Without naming the presidential candidate, Tavenner took aim at Clinton's recent proposal, saying it would not make drug prices more affordable. Instead, she advocated for transparency.

"Yet recent proposals that would impose arbitrary caps on insurance coverage or force government negotiation on prescription drug prices will only add to the cost pressures facing individuals and families across the country," Tavenner said. "We strongly believe that greater transparency around drug pricing and more competition in the market are critical to support sustainable, private-sector solutions that deliver the best value for patients and the health system."

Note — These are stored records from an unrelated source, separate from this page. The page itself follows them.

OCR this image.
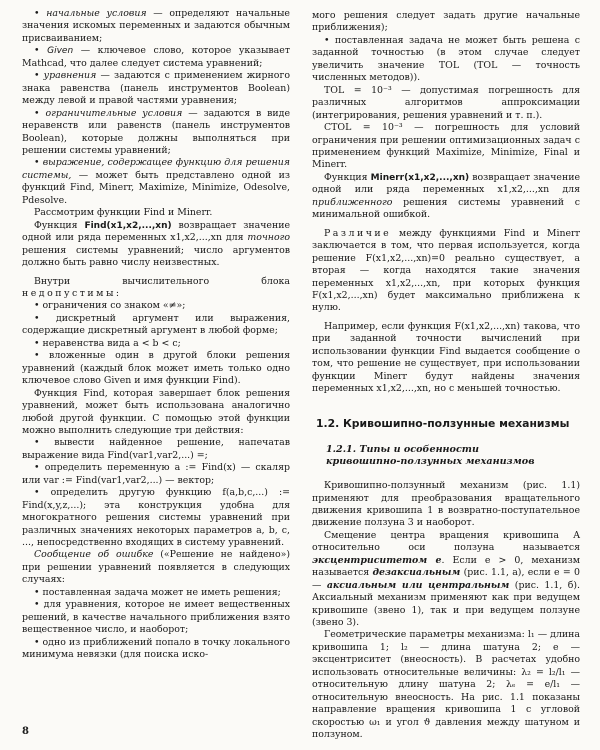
• начальные условия — определяют начальные значения искомых переменных и задаются обычным присваиванием;

• Given — ключевое слово, которое указывает Mathcad, что далее следует система уравнений;

• уравнения — задаются с применением жирного знака равенства (панель инструментов Boolean) между левой и правой частями уравнения;

• ограничительные условия — задаются в виде неравенств или равенств (панель инструментов Boolean), которые должны выполняться при решении системы уравнений;

• выражение, содержащее функцию для решения системы, — может быть представлено одной из функций Find, Minerr, Maximize, Minimize, Odesolve, Pdesolve.

Рассмотрим функции Find и Minerr.

Функция Find(x1,x2,...,xn) возвращает значение одной или ряда переменных x1,x2,...,xn для точного решения системы уравнений; число аргументов должно быть равно числу неизвестных.

Внутри вычислительного блока недопустимы:

• ограничения со знаком «≠»;

• дискретный аргумент или выражения, содержащие дискретный аргумент в любой форме;

• неравенства вида a < b < c;

• вложенные один в другой блоки решения уравнений (каждый блок может иметь только одно ключевое слово Given и имя функции Find).

Функция Find, которая завершает блок решения уравнений, может быть использована аналогично любой другой функции. С помощью этой функции можно выполнить следующие три действия:

• вывести найденное решение, напечатав выражение вида Find(var1,var2,...) =;

• определить переменную a := Find(x) — скаляр или var := Find(var1,var2,...) — вектор;

• определить другую функцию f(a,b,c,...) := Find(x,y,z,...); эта конструкция удобна для многократного решения системы уравнений при различных значениях некоторых параметров a, b, c, ..., непосредственно входящих в систему уравнений.

Сообщение об ошибке («Решение не найдено») при решении уравнений появляется в следующих случаях:

• поставленная задача может не иметь решения;

• для уравнения, которое не имеет вещественных решений, в качестве начального приближения взято вещественное число, и наоборот;

• одно из приближений попало в точку локального минимума невязки (для поиска иско-

мого решения следует задать другие начальные приближения);

• поставленная задача не может быть решена с заданной точностью (в этом случае следует увеличить значение TOL (TOL — точность численных методов)).

TOL = 10⁻³ — допустимая погрешность для различных алгоритмов аппроксимации (интегрирования, решения уравнений и т. п.).

CTOL = 10⁻³ — погрешность для условий ограничения при решении оптимизационных задач с применением функций Maximize, Minimize, Final и Minerr.

Функция Minerr(x1,x2,...,xn) возвращает значение одной или ряда переменных x1,x2,...,xn для приближенного решения системы уравнений с минимальной ошибкой.

Различие между функциями Find и Minerr заключается в том, что первая используется, когда решение F(x1,x2,...,xn)=0 реально существует, а вторая — когда находятся такие значения переменных x1,x2,...,xn, при которых функция F(x1,x2,...,xn) будет максимально приближена к нулю.

Например, если функция F(x1,x2,...,xn) такова, что при заданной точности вычислений при использовании функции Find выдается сообщение о том, что решение не существует, при использовании функции Minerr будут найдены значения переменных x1,x2,...,xn, но с меньшей точностью.

1.2. Кривошипно-ползунные механизмы
1.2.1. Типы и особенности
кривошипно-ползунных механизмов

Кривошипно-ползунный механизм (рис. 1.1) применяют для преобразования вращательного движения кривошипа 1 в возвратно-поступательное движение ползуна 3 и наоборот.

Смещение центра вращения кривошипа A относительно оси ползуна называется эксцентриситетом e. Если e > 0, механизм называется дезаксиальным (рис. 1.1, a), если e = 0 — аксиальным или центральным (рис. 1.1, б). Аксиальный механизм применяют как при ведущем кривошипе (звено 1), так и при ведущем ползуне (звено 3).

Геометрические параметры механизма: l₁ — длина кривошипа 1; l₂ — длина шатуна 2; e — эксцентриситет (внеосность). В расчетах удобно использовать относительные величины: λ₂ = l₂/l₁ — относительную длину шатуна 2; λₑ = e/l₁ — относительную внеосность. На рис. 1.1 показаны направление вращения кривошипа 1 с угловой скоростью ω₁ и угол ϑ давления между шатуном и ползуном.

8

Tavenner said Tuesday that AHIP supports encouraging alternative payment and incentive structures for new drugs and technology; shortening the exclusivity period for biologics to promote greater price competition and earlier access to lower-cost specialty drugs and biosimilars; prohibiting abuse of the patent process by drug companies; removing barriers at the state level that restrict the use of biosimilars; expanding research on treatment effectiveness; and promoting transparency on prescription drug research, development, and pricing.

[Also: CMS spent $103 billion on Medicare Part D in 2013, $2.5 billion on Nexium]

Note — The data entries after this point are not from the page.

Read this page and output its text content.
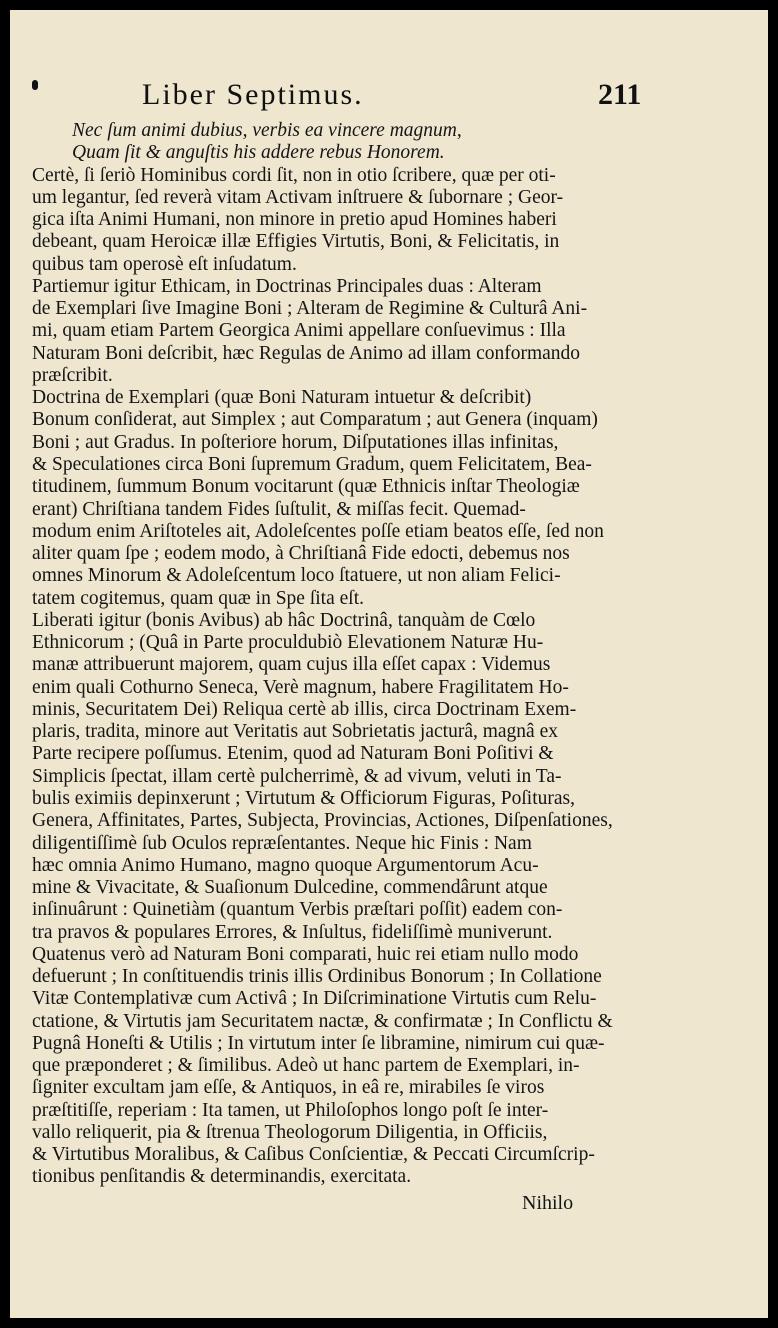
Liber Septimus.	211
Nec ſum animi dubius, verbis ea vincere magnum,
Quam ſit & anguſtis his addere rebus Honorem.
Certè, ſi ſeriò Hominibus cordi ſit, non in otio ſcribere, quæ per oti-
um legantur, ſed reverà vitam Activam inſtruere & ſubornare ; Geor-
gica iſta Animi Humani, non minore in pretio apud Homines haberi
debeant, quam Heroicæ illæ Effigies Virtutis, Boni, & Felicitatis, in
quibus tam operosè eſt inſudatum.
Partiemur igitur Ethicam, in Doctrinas Principales duas : Alteram
de Exemplari ſive Imagine Boni ; Alteram de Regimine & Culturâ Ani-
mi, quam etiam Partem Georgica Animi appellare conſuevimus : Illa
Naturam Boni deſcribit, hæc Regulas de Animo ad illam conformando
præſcribit.
Doctrina de Exemplari (quæ Boni Naturam intuetur & deſcribit)
Bonum conſiderat, aut Simplex ; aut Comparatum ; aut Genera (inquam)
Boni ; aut Gradus. In poſteriore horum, Diſputationes illas infinitas,
& Speculationes circa Boni ſupremum Gradum, quem Felicitatem, Bea-
titudinem, ſummum Bonum vocitarunt (quæ Ethnicis inſtar Theologiæ
erant) Chriſtiana tandem Fides ſuſtulit, & miſſas fecit. Quemad-
modum enim Ariſtoteles ait, Adoleſcentes poſſe etiam beatos eſſe, ſed non
aliter quam ſpe ; eodem modo, à Chriſtianâ Fide edocti, debemus nos
omnes Minorum & Adoleſcentum loco ſtatuere, ut non aliam Felici-
tatem cogitemus, quam quæ in Spe ſita eſt.
Liberati igitur (bonis Avibus) ab hâc Doctrinâ, tanquàm de Cœlo
Ethnicorum ; (Quâ in Parte proculdubiò Elevationem Naturæ Hu-
manæ attribuerunt majorem, quam cujus illa eſſet capax : Videmus
enim quali Cothurno Seneca, Verè magnum, habere Fragilitatem Ho-
minis, Securitatem Dei) Reliqua certè ab illis, circa Doctrinam Exem-
plaris, tradita, minore aut Veritatis aut Sobrietatis jacturâ, magnâ ex
Parte recipere poſſumus. Etenim, quod ad Naturam Boni Poſitivi &
Simplicis ſpectat, illam certè pulcherrimè, & ad vivum, veluti in Ta-
bulis eximiis depinxerunt ; Virtutum & Officiorum Figuras, Poſituras,
Genera, Affinitates, Partes, Subjecta, Provincias, Actiones, Diſpenſationes,
diligentiſſimè ſub Oculos repræſentantes. Neque hic Finis : Nam
hæc omnia Animo Humano, magno quoque Argumentorum Acu-
mine & Vivacitate, & Suaſionum Dulcedine, commendârunt atque
inſinuârunt : Quinetiàm (quantum Verbis præſtari poſſit) eadem con-
tra pravos & populares Errores, & Inſultus, fideliſſimè muniverunt.
Quatenus verò ad Naturam Boni comparati, huic rei etiam nullo modo
defuerunt ; In conſtituendis trinis illis Ordinibus Bonorum ; In Collatione
Vitæ Contemplativæ cum Activâ ; In Diſcriminatione Virtutis cum Relu-
ctatione, & Virtutis jam Securitatem nactæ, & confirmatæ ; In Conflictu &
Pugnâ Honeſti & Utilis ; In virtutum inter ſe libramine, nimirum cui quæ-
que præponderet ; & ſimilibus. Adeò ut hanc partem de Exemplari, in-
ſigniter excultam jam eſſe, & Antiquos, in eâ re, mirabiles ſe viros
præſtitiſſe, reperiam : Ita tamen, ut Philoſophos longo poſt ſe inter-
vallo reliquerit, pia & ſtrenua Theologorum Diligentia, in Officiis,
& Virtutibus Moralibus, & Caſibus Conſcientiæ, & Peccati Circumſcrip-
tionibus penſitandis & determinandis, exercitata.
Nihilo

Earlier this week, Turing Pharmaceutical CEO Martin Shkreli drew sharp criticism after his privately held company boosted the price of AIDS treatment drug Daraprim from a reported $13.50 a tablet to $750.

Turing acquired the drug in August. Daraprim treats toxoplasmosis, a parasitic disease that severely affects those with impaired immune systems, such as those with AIDS and cancer. Turing told Fortune that it hoped to spur investment to increase research to improve on the current formulation and seek to develop new therapeutics to eradicate the disease.

Critics have said the motive is pure greed.

The Pharmaceutical Research and Manufacturers of America also took aim at Clinton this year for her plan to combat rising drug prices.

PhRMA President and CEO John Castellani said Clinton's proposal would kill jobs, risk patient safety and halt investment in new cures for diseases such as Alzheimer's, Parkinson's and cancer.

"Secretary Clinton's proposal would turn back the clock on medical innovation and halt progress against the diseases that patients fear most," PhRMA president and CEO John Castellani wrote in a statement.

[Also: Marilyn Tavenner tapped to run America's Health Insurance Plans]

He also accused Clinton of seizing on the "false notion" that medical spending is driven by increasing healthcare costs overall while ignoring the market's ability to "keep spending in check."

Clinton was expected to drop details of her long-awaited healthcare platform at a campaign event Tuesday in Iowa. She previewed the proposals in Louisiana and Arkansas on Monday, pledging to drive down the costs of prescription drugs by $100 billion over 10 years.

Clinton's plan would deny tax breaks for televised direct-to-consumer advertising and require drug companies that receive taxpayers' support to invest in research and development, according to a published source.

The Democratic presidential candidate's proposal would place a monthly cap of $250 on covered out-of-pocket prescription drug costs to help patients with chronic or serious health conditions.